Читать книгу Почти мертвы - - Страница 7

Часть 1
Глава 5

Оглавление

– Так что, дом теперь принадлежит мне? В смысле, официально записан на мое имя?

Холли перебирала страницы контракта, разложенного на столе перед ней. Я прекрасно понимал ее желание знать, что она подписывает, но ведь она сейчас даром получает дом за два миллиона долларов. Какого черта она тогда так волнуется?

Я объяснил, что дом принадлежит трастовому фонду, она – бенефициар этого фонда, а я – попечитель. Объяснил, что так она не будет платить налоги на собственность – об этом позаботится траст. А еще добавил, что траст также будет выплачивать ей определенную сумму и покроет все расходы, связанные с аварией. Не знаю, устроило ли ее это или просто захлестнули эмоции, но она подписала.

Я подвинул к ней последний документ. Пока она читала его в угасающем вечернем свете, я понял, что мое колено под столом подскакивает, и положил на него руку, чтобы это прекратить.

– А это что значит? – спросила она.

– Соглашение о неразглашении.

Она медленно кивнула.

– Это значит, что я не должна никому говорить, почему вы все оплачиваете.

Я кивнул. Мы уже это обсуждали.

– И Саванна тоже должна подписать, да?

– Именно так.

– Саванна! – крикнула она, а потом покачала головой. – Я не привыкла к такому большому дому. Схожу за ней.

Она отодвинула свой стул. Я заметил, что она поколебалась, прежде чем перенести вес на левое колено. Меня окатило волной стыда. Но мы заключили сделку, и пути назад не было.

Оставшись на кухне в одиночестве, я огляделся. На ручках сверкающей новой техники висели потрепанные кухонные полотенца. Кварцевая столешница была отполирована до блеска. На столе в уголке для завтрака Холли разложила салфетки. Круглые, с веселыми желтыми цветами.

Я вспомнил кухню в доме моего детства в сельском Нью-Гэмпшире. У мамы были такие прямоугольные ламинированные салфетки под тарелки с изображением европейских городов. И я ел, глазея на Эйфелеву башню, Колизей или барселонский храм Святого Семейства. Для меня это был единственный способ побывать в Европе. Не помню, знал ли я тогда вообще, что это реальные места. Я понятия не имел, где и почему мама, которая, насколько мне известно, никогда не покидала штат Нью-Гэмпшир, покупала те салфетки. Может, хотела зажечь во мне искру интереса к миру вокруг. Или просто считала их красивыми. И быть может, именно из-за этих салфеток после окончания Йеля я уехал как можно дальше от Нью-Гэмпшира и как можно быстрее.

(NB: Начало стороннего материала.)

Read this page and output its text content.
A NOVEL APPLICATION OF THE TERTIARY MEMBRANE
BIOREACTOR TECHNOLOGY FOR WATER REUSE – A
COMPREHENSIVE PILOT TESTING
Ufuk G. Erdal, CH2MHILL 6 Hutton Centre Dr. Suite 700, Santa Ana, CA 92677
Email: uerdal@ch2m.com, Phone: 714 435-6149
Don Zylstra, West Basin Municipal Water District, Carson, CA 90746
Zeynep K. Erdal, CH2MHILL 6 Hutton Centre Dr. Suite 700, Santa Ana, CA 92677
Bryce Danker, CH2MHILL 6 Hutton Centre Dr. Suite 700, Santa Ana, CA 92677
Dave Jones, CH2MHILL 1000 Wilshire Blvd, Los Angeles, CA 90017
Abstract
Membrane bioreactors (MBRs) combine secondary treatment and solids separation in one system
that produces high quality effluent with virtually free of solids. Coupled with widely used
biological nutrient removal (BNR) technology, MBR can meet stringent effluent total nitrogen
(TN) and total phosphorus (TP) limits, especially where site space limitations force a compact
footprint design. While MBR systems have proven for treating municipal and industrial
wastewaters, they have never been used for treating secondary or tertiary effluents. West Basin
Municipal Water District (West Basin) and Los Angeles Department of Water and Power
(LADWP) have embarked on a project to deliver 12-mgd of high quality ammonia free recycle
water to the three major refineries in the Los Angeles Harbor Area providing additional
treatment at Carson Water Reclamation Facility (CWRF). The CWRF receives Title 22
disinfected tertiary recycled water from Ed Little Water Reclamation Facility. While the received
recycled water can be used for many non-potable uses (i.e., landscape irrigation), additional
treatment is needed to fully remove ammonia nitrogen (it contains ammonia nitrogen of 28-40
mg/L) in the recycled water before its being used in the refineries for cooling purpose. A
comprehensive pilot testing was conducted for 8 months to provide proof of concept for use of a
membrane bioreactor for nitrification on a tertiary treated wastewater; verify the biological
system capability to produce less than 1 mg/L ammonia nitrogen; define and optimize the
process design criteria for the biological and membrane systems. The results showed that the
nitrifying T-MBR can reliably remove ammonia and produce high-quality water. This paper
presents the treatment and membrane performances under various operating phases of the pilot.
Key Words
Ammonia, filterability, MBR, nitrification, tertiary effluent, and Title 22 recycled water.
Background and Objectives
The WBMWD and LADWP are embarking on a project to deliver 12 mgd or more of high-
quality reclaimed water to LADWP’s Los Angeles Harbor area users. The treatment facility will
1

– Вы же в курсе, что мне только шестнадцать, да?

В дверях появилась Саванна и сердито уставилась на меня, как принято у подростков. Значит, со дня аварии она уже успела отпраздновать день рождения. Ох уж эти славные шестнадцать. Когда за ее спиной появилась Холли, я не мог не заметить, что у Саванны совершенно другая фигура – крепкая и спортивная, в отличие от плавных изгибов ее матери.

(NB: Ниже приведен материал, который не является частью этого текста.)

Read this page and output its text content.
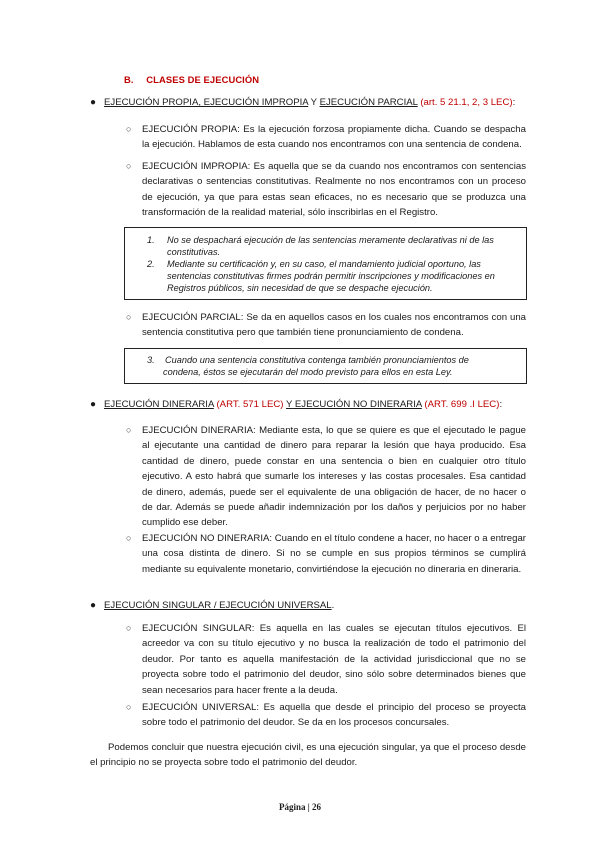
B. CLASES DE EJECUCIÓN
● EJECUCIÓN PROPIA, EJECUCIÓN IMPROPIA Y EJECUCIÓN PARCIAL (art. 5 21.1, 2, 3 LEC):
○ EJECUCIÓN PROPIA: Es la ejecución forzosa propiamente dicha. Cuando se despacha la ejecución. Hablamos de esta cuando nos encontramos con una sentencia de condena.
○ EJECUCIÓN IMPROPIA: Es aquella que se da cuando nos encontramos con sentencias declarativas o sentencias constitutivas. Realmente no nos encontramos con un proceso de ejecución, ya que para estas sean eficaces, no es necesario que se produzca una transformación de la realidad material, sólo inscribirlas en el Registro.
1. No se despachará ejecución de las sentencias meramente declarativas ni de las
constitutivas.
2. Mediante su certificación y, en su caso, el mandamiento judicial oportuno, las
sentencias constitutivas firmes podrán permitir inscripciones y modificaciones en
Registros públicos, sin necesidad de que se despache ejecución.
○ EJECUCIÓN PARCIAL: Se da en aquellos casos en los cuales nos encontramos con una sentencia constitutiva pero que también tiene pronunciamiento de condena.
3. Cuando una sentencia constitutiva contenga también pronunciamientos de
condena, éstos se ejecutarán del modo previsto para ellos en esta Ley.
● EJECUCIÓN DINERARIA (ART. 571 LEC) Y EJECUCIÓN NO DINERARIA (ART. 699 .I LEC):
○ EJECUCIÓN DINERARIA: Mediante esta, lo que se quiere es que el ejecutado le pague al ejecutante una cantidad de dinero para reparar la lesión que haya producido. Esa cantidad de dinero, puede constar en una sentencia o bien en cualquier otro título ejecutivo. A esto habrá que sumarle los intereses y las costas procesales. Esa cantidad de dinero, además, puede ser el equivalente de una obligación de hacer, de no hacer o de dar. Además se puede añadir indemnización por los daños y perjuicios por no haber cumplido ese deber.
○ EJECUCIÓN NO DINERARIA: Cuando en el título condene a hacer, no hacer o a entregar una cosa distinta de dinero. Si no se cumple en sus propios términos se cumplirá mediante su equivalente monetario, convirtiéndose la ejecución no dineraria en dineraria.
● EJECUCIÓN SINGULAR / EJECUCIÓN UNIVERSAL.
○ EJECUCIÓN SINGULAR: Es aquella en las cuales se ejecutan títulos ejecutivos. El acreedor va con su título ejecutivo y no busca la realización de todo el patrimonio del deudor. Por tanto es aquella manifestación de la actividad jurisdiccional que no se proyecta sobre todo el patrimonio del deudor, sino sólo sobre determinados bienes que sean necesarios para hacer frente a la deuda.
○ EJECUCIÓN UNIVERSAL: Es aquella que desde el principio del proceso se proyecta sobre todo el patrimonio del deudor. Se da en los procesos concursales.
Podemos concluir que nuestra ejecución civil, es una ejecución singular, ya que el proceso desde el principio no se proyecta sobre todo el patrimonio del deudor.
Página | 26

– И все же мы хотим, чтобы ты подписала, – сказал я Саванне. – Ты в числе бенефициаров. Важно, чтобы ты понимала условия.

По правде говоря, я хотел ее припугнуть. Подписав договор, она подтвердит, что осведомлена о причитающихся ей выплатах, и это, как я надеялся, вынудит держать язык за зубами.

Я протянул ей ручку. Саванна взяла ее, и я заметил свежий маникюр. Ногти были покрашены в бледно-серый, только на безымянных пальцах лак был ярко-синего цвета – так делала моя бывшая подруга, любительница тусовок. Похоже, Саванна быстро привыкает к новому образу жизни, и это хорошо. Чем больше она наслаждается роскошью, тем меньше у нее будет желания нарушать договоренности.

Она написала свое имя идеальным каллиграфическим почерком и подвинула бумагу мне. Когда я собирал документы, в дверь позвонили. Мы переглянулись, словно нас застали за ограблением банка.

– Вы кого-то ждете? – спросил я Холли, и она покачала головой.

Мы оба посмотрели на Саванну.

– А что сразу я!

– Единственный, кто знает, что мы здесь живем, это ты, – сказала Холли, глядя на меня.

– А полиции ты новый адрес не давала? – спросил я, пытаясь подавить нарастающую в голосе панику.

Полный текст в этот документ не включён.